Фотография отличалась от того, что я ожидал увидеть. На ней я разглядел суперинтенданта Рутвена, сидящего за длинным столом, в парадной форме, в окружении двух старших полицейских.
— Я сделал снимок во время пресс-конференции, которую он проводил в тот день, когда в церкви Святого Ботольфа нашли пальто вашей дочери. За день до того, как его убили. Теперь скажите мне, узнаете ли вы кого-нибудь, кроме инспектора.
Стоявший чуть позади Рутвена и чуть слева от него человек, которого я сначала принял за помощника в форме, был не кто иной, как Лиддли. Он держал руки сцепленными перед собой, а его взгляд устремился на инспектора. По мне пробежал холодок. Злоба во взгляде доктора пылала ярко, как стальное острие.
— А вот это снято после, когда он уходил, — сказал Льюис, передавая мне через стол вторую фотографию. Край фотографии задел маленькую вазу с цветами, опрокинув ее. Вода потекла по скатерти. Я успел спасти фотографию, пока Льюис вытирал воду салфеткой. Мимо прошел официант, катя огромную тележку с куполом, где лежал ростбиф.
Льюис сделал снимок у парадного входа в штаб-квартиру городской полиции.

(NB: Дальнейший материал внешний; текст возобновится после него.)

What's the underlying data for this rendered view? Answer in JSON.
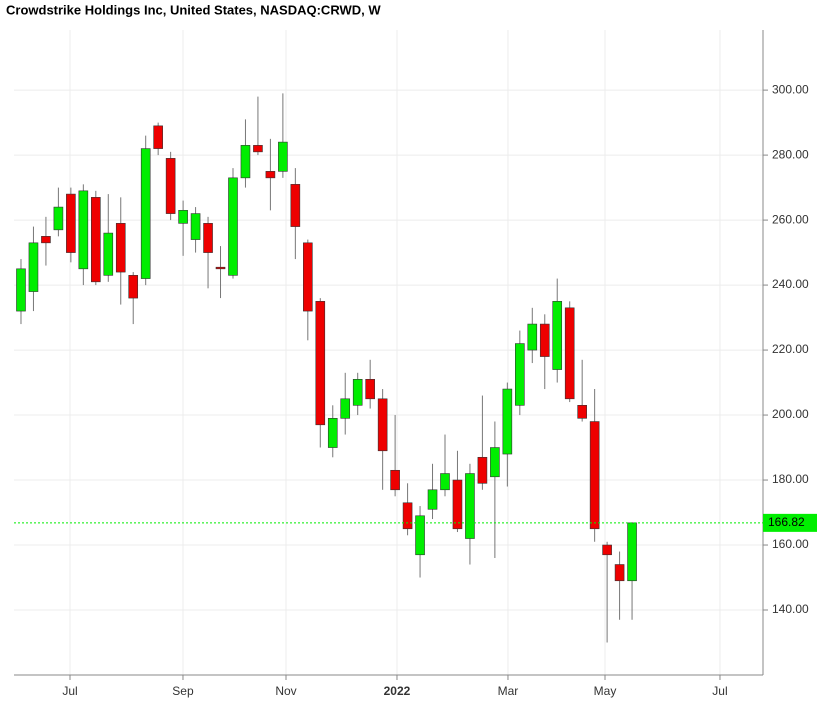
{
  "chart_data": {
    "type": "candlestick",
    "title": "Crowdstrike Holdings Inc, United States, NASDAQ:CRWD, W",
    "categories": [
      null,
      null,
      null,
      null,
      null,
      null,
      null,
      null,
      null,
      null,
      null,
      null,
      null,
      null,
      null,
      null,
      null,
      null,
      null,
      null,
      null,
      null,
      null,
      null,
      null,
      null,
      null,
      null,
      null,
      null,
      null,
      null,
      null,
      null,
      null,
      null,
      null,
      null,
      null,
      null,
      null,
      null,
      null,
      null,
      null,
      null,
      null,
      null,
      null,
      null
    ],
    "open": [
      232,
      238,
      255,
      257,
      268,
      245,
      267,
      243,
      259,
      243,
      242,
      289,
      279,
      259,
      254,
      259,
      245.5,
      243,
      273,
      283,
      275,
      275,
      271,
      253,
      235,
      190,
      199,
      203,
      211,
      205,
      183,
      173,
      157,
      171,
      177,
      180,
      162,
      187,
      181,
      188,
      203,
      220,
      228,
      214,
      233,
      203,
      198,
      160,
      154,
      149
    ],
    "high": [
      248,
      258,
      261,
      270,
      270,
      271,
      269,
      268,
      267,
      244,
      286,
      290,
      281,
      266,
      264,
      261,
      252,
      276,
      291,
      298,
      285,
      299,
      276,
      254,
      236,
      203,
      213,
      213,
      217,
      208,
      200,
      179,
      172,
      185,
      194,
      189,
      185,
      206,
      198,
      210,
      226,
      233,
      231,
      242,
      235,
      217,
      208,
      161,
      158,
      167
    ],
    "low": [
      228,
      232,
      246,
      255,
      247,
      240,
      240,
      241,
      234,
      228,
      240,
      280,
      260,
      249,
      250,
      239,
      236,
      242,
      270,
      280,
      263,
      273,
      248,
      223,
      190,
      187,
      194,
      200,
      202,
      177,
      175,
      163,
      150,
      168,
      175,
      164,
      154,
      177,
      156,
      178,
      200,
      216,
      208,
      210,
      204,
      198,
      161,
      130,
      137,
      137
    ],
    "close": [
      245,
      253,
      253,
      264,
      250,
      269,
      241,
      256,
      244,
      236,
      282,
      282,
      262,
      263,
      262,
      250,
      245,
      273,
      283,
      281,
      273,
      284,
      258,
      232,
      197,
      199,
      205,
      211,
      205,
      189,
      177,
      165,
      169,
      177,
      182,
      165,
      182,
      179,
      190,
      208,
      222,
      228,
      218,
      235,
      205,
      199,
      165,
      157,
      149,
      166.82
    ],
    "up_color": "#00ee00",
    "down_color": "#ee0000",
    "last_value": 166.82,
    "last_color": "#00ee00",
    "xlim": [
      -0.56,
      59.5
    ],
    "xticks": [
      {
        "value": 3.93,
        "label": "Jul"
      },
      {
        "value": 12.99,
        "label": "Sep"
      },
      {
        "value": 21.25,
        "label": "Nov"
      },
      {
        "value": 30.15,
        "label": "2022"
      },
      {
        "value": 39.05,
        "label": "Mar"
      },
      {
        "value": 46.83,
        "label": "May"
      },
      {
        "value": 56.05,
        "label": "Jul"
      }
    ],
    "ylim": [
      120,
      318.5
    ],
    "yticks": [
      {
        "value": 140,
        "label": "140.00"
      },
      {
        "value": 160,
        "label": "160.00"
      },
      {
        "value": 180,
        "label": "180.00"
      },
      {
        "value": 200,
        "label": "200.00"
      },
      {
        "value": 220,
        "label": "220.00"
      },
      {
        "value": 240,
        "label": "240.00"
      },
      {
        "value": 260,
        "label": "260.00"
      },
      {
        "value": 280,
        "label": "280.00"
      },
      {
        "value": 300,
        "label": "300.00"
      }
    ],
    "grid": true
  }
}
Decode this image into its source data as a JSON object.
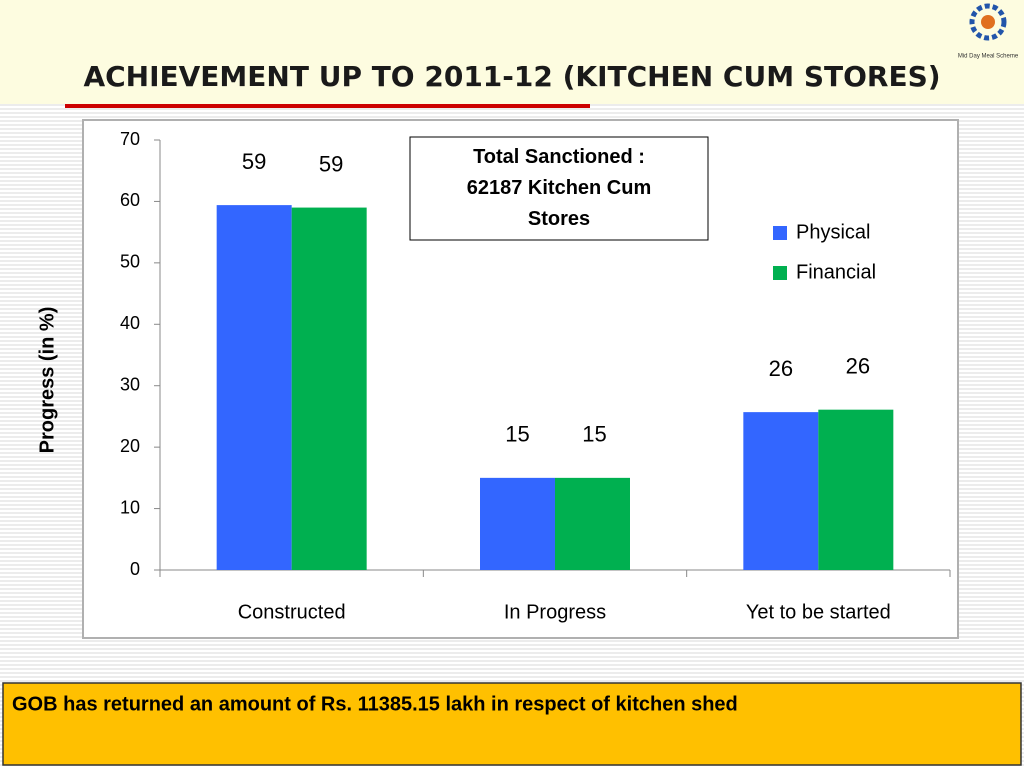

На этот раз Рутвен стоял один и был одет в тусклый коричневый плащ, в котором я видел его уже не раз. Шел мелкий дождь. Свет исчезал с неба. Усталость и печаль на лице Рутвена отражались сильнее, чем обычно. Казалось, он не замечал камеры.
— Не вижу ничего необычного, — промолвил я.
— Видите эти маленькие пятнышки? — спросил Льюис.
— Да, — сказал я. — Они похожи на дождь.
Он кивнул.
— Верно, похожи. Спросите любого фотографа, и он скажет то же самое. Я просмотрел негатив, просмотрел все снимки на пленке, откуда взята эта фотография. Это должен быть дождь. Но в тот день в Лондоне дождь не шел. Можете спросить в метеорологическом бюро, если хотите. Однако дождь начался на следующий день — в день убийства Рутвена. И есть еще кое-что. Плащ Рутвена намокший. Я долго думал над этим, пока не вспомнил.
— Вспомнили что?
— Он не был в плаще в тот день, не тогда, когда он вышел с пресс-конференции. Он нес его через руку. Я в этом уверен. И еще: он был в плаще, когда его нашли в церкви.